I did a new implementation using domSpace

pressao velocidade_v

damianmoz commented 2 years ago

I was not questioning the correctness of the code. By the way, the 2nd link does not resolve. It gets an error.

Could you post the latest version of your code please?

You mentioned

My question was the time of the CONV and VISC loop. Just it.

Are you saying that your questions about Chapel are related solely to that loop?

damianmoz commented 2 years ago

I assume you have moved on from your serial comparison.

You can simplify the CONV and VISC loop algebraically, and that then allows you to have a simpler code which should ultimately vectorize (when Chapel better supports vectorization). Even so, it should run faster even without vectorization.
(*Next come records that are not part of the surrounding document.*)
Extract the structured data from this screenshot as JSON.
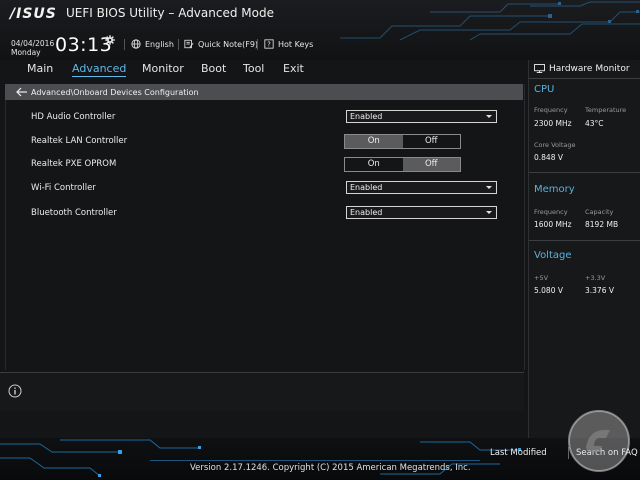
{
  "header": {
    "logo_text": "/ISUS",
    "title": "UEFI BIOS Utility – Advanced Mode",
    "date": "04/04/2016",
    "day": "Monday",
    "time": "03:13",
    "language": "English",
    "quick_note": "Quick Note(F9)",
    "hot_keys": "Hot Keys"
  },
  "menu": {
    "items": [
      {
        "label": "Main"
      },
      {
        "label": "Advanced"
      },
      {
        "label": "Monitor"
      },
      {
        "label": "Boot"
      },
      {
        "label": "Tool"
      },
      {
        "label": "Exit"
      }
    ],
    "active": "Advanced"
  },
  "breadcrumb": "Advanced\\Onboard Devices Configuration",
  "settings": [
    {
      "label": "HD Audio Controller",
      "type": "dropdown",
      "value": "Enabled"
    },
    {
      "label": "Realtek LAN Controller",
      "type": "toggle",
      "on_label": "On",
      "off_label": "Off",
      "value": "On"
    },
    {
      "label": "Realtek PXE OPROM",
      "type": "toggle",
      "on_label": "On",
      "off_label": "Off",
      "value": "Off"
    },
    {
      "label": "Wi-Fi Controller",
      "type": "dropdown",
      "value": "Enabled"
    },
    {
      "label": "Bluetooth Controller",
      "type": "dropdown",
      "value": "Enabled"
    }
  ],
  "hardware_monitor": {
    "title": "Hardware Monitor",
    "cpu": {
      "heading": "CPU",
      "frequency_label": "Frequency",
      "frequency": "2300 MHz",
      "temperature_label": "Temperature",
      "temperature": "43°C",
      "core_voltage_label": "Core Voltage",
      "core_voltage": "0.848 V"
    },
    "memory": {
      "heading": "Memory",
      "frequency_label": "Frequency",
      "frequency": "1600 MHz",
      "capacity_label": "Capacity",
      "capacity": "8192 MB"
    },
    "voltage": {
      "heading": "Voltage",
      "v5_label": "+5V",
      "v5": "5.080 V",
      "v33_label": "+3.3V",
      "v33": "3.376 V"
    }
  },
  "footer": {
    "last_modified": "Last Modified",
    "search_faq": "Search on FAQ",
    "version": "Version 2.17.1246. Copyright (C) 2015 American Megatrends, Inc."
  },
  "colors": {
    "accent": "#5fb8e8",
    "breadcrumb_bar": "#4c4d50",
    "background": "#141517",
    "toggle_selected": "#5b5b5d"
  },
  "icons": [
    "gear-icon",
    "globe-icon",
    "quick-note-icon",
    "hot-keys-icon",
    "back-arrow-icon",
    "info-icon",
    "monitor-icon"
  ]
}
That also means the outer for loop involving CONV & VISC can be parallelised as a forall.

Can you post your reworked code? Do you mean you used dmapped space?

e-kayrakli commented 2 years ago

Given that @annacfs has been quiet about our points here for a while now, I think we should close this issue.

@damianmoz do you agree? @annacfs should feel free to reopen, if they intend to continue the conversation and respond to our comments.

damianmoz commented 2 years ago

I agree to close this issue. It has highlighted and resolved quite few of the issues that people moving from Fortran code face. Quite a useful and helpful issue. Your input was key to those resolutions Engin, Thanks.